For the past couple of years, a lot of expats have asked me for help on how to dispose of their houses under private renting here in the UK.
Most of these expats left the country for jobs abroad and had every intention to return once their contract expires, so what they do is turn their homes into private renting proeprties until they return.
However, as they get accustomed and comfortable with the new country they’re living in, they decide to extend their stay and finally let go of their house in here.
Many expats, like my clients, ask the help of investors or estate agents to take care of finding a suitable buyer and the physical handover of the property to rent, but those with a large rolodex of family and friends left in the UK do the transaction themselves through the assitance of these contacts.
The selling part is easy, especially when there is high demand for property. What makes the process hard for some is the part when the taxman comes knocking at the door. After the change of tax rules on March 1998, some expats have been surprised by shocking tax charges when they thought that there should be none.
Fun fact!
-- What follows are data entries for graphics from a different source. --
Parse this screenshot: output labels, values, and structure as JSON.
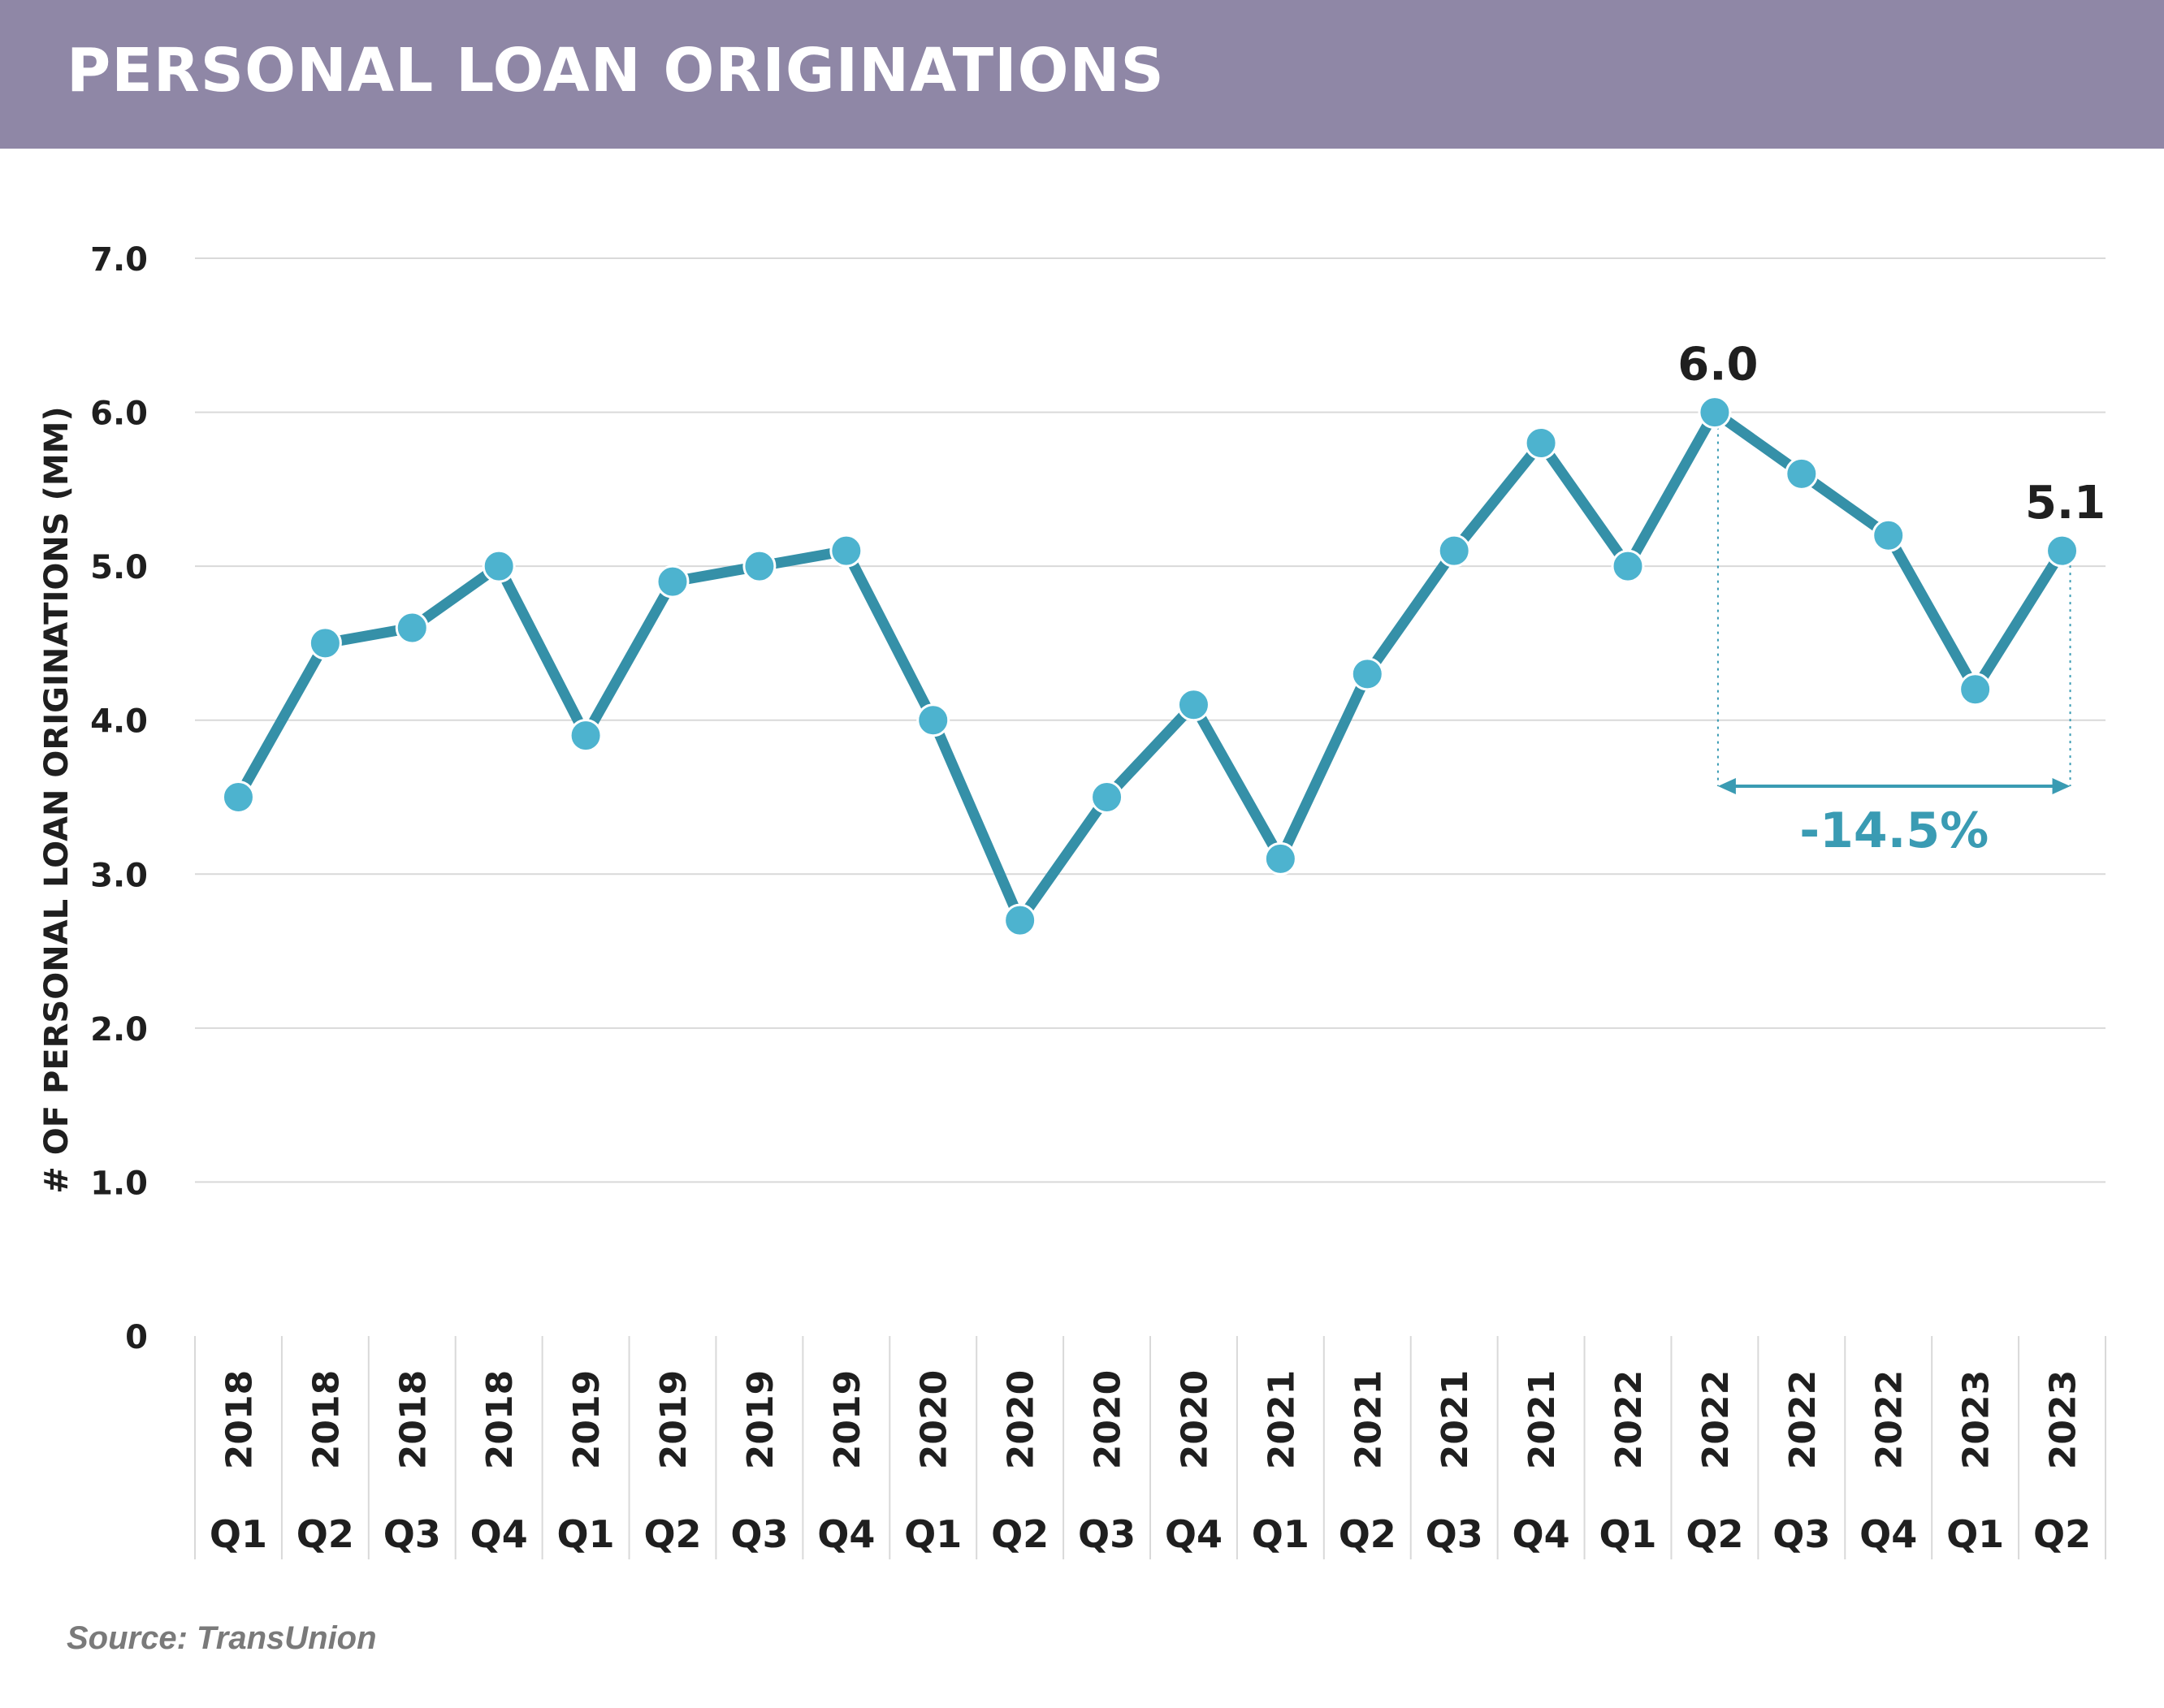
{
  "header": {
    "title": "PERSONAL LOAN ORIGINATIONS"
  },
  "footer": {
    "source": "Source: TransUnion"
  },
  "chart_data": {
    "type": "line",
    "title": "PERSONAL LOAN ORIGINATIONS",
    "ylabel": "# OF PERSONAL LOAN ORIGINATIONS (MM)",
    "xlabel": "",
    "ylim": [
      0,
      7
    ],
    "y_ticks": [
      "0",
      "1.0",
      "2.0",
      "3.0",
      "4.0",
      "5.0",
      "6.0",
      "7.0"
    ],
    "grid": true,
    "categories": [
      {
        "year": "2018",
        "quarter": "Q1"
      },
      {
        "year": "2018",
        "quarter": "Q2"
      },
      {
        "year": "2018",
        "quarter": "Q3"
      },
      {
        "year": "2018",
        "quarter": "Q4"
      },
      {
        "year": "2019",
        "quarter": "Q1"
      },
      {
        "year": "2019",
        "quarter": "Q2"
      },
      {
        "year": "2019",
        "quarter": "Q3"
      },
      {
        "year": "2019",
        "quarter": "Q4"
      },
      {
        "year": "2020",
        "quarter": "Q1"
      },
      {
        "year": "2020",
        "quarter": "Q2"
      },
      {
        "year": "2020",
        "quarter": "Q3"
      },
      {
        "year": "2020",
        "quarter": "Q4"
      },
      {
        "year": "2021",
        "quarter": "Q1"
      },
      {
        "year": "2021",
        "quarter": "Q2"
      },
      {
        "year": "2021",
        "quarter": "Q3"
      },
      {
        "year": "2021",
        "quarter": "Q4"
      },
      {
        "year": "2022",
        "quarter": "Q1"
      },
      {
        "year": "2022",
        "quarter": "Q2"
      },
      {
        "year": "2022",
        "quarter": "Q3"
      },
      {
        "year": "2022",
        "quarter": "Q4"
      },
      {
        "year": "2023",
        "quarter": "Q1"
      },
      {
        "year": "2023",
        "quarter": "Q2"
      }
    ],
    "series": [
      {
        "values": [
          3.5,
          4.5,
          4.6,
          5.0,
          3.9,
          4.9,
          5.0,
          5.1,
          4.0,
          2.7,
          3.5,
          4.1,
          3.1,
          4.3,
          5.1,
          5.8,
          5.0,
          6.0,
          5.6,
          5.2,
          4.2,
          5.1
        ]
      }
    ],
    "data_labels": [
      {
        "index": 17,
        "text": "6.0"
      },
      {
        "index": 21,
        "text": "5.1"
      }
    ],
    "annotation": {
      "from_index": 17,
      "to_index": 21,
      "text": "-14.5%"
    },
    "colors": {
      "line": "#3590a8",
      "marker": "#4db3cf",
      "annotation": "#3a9bb3",
      "grid": "#d9d9d9",
      "axis_text": "#1f1f1f"
    }
  }
}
Did you know that non-resident UK citizens are exempt from capital gains tax from the sale of a property, but they have to meet certain requirements in order for the exemption to take place.
So who qualifies as non-resident UK citizens?
Basically these are UK citizens who return to the country or visit for less than 90 days are considered non-resident citizens.
Aside from that, the seller must make sure that his period of non residence must be for a period of at least 5 years. If you have been a non resident for less than 5 years, then the profit you earned from sale of your property would have to be charged a capital gains tax.
If you left the UK for another country before 17 March 1998, lady luck is on your side! This periodic rule on exemption doesn’t apply to you! All that is required is that you were a non resident at the time the sale was made.
Don’t forget that non-resident UK citizens who stayed abroad for less than 5 years may apply for a relief on their tax charge if they were to retain the property they own and dispose of it after reacquiring their resident status.
This relief I’m talking about is commonly called the PPR RELIEF aka the principal private residence relief. The PPR is computed by multiplying how long the seller acutally occupied in the property sold as his principal residence, and divided by his period of ownership.
There is also called a Lettings Relief where sellers are given an exemption from capital gains tax for that part of the gain attributable to the private renting rolling contract in so far as it does not exceed the lower of the tax free part of the gain under the PPR relief and £40,000.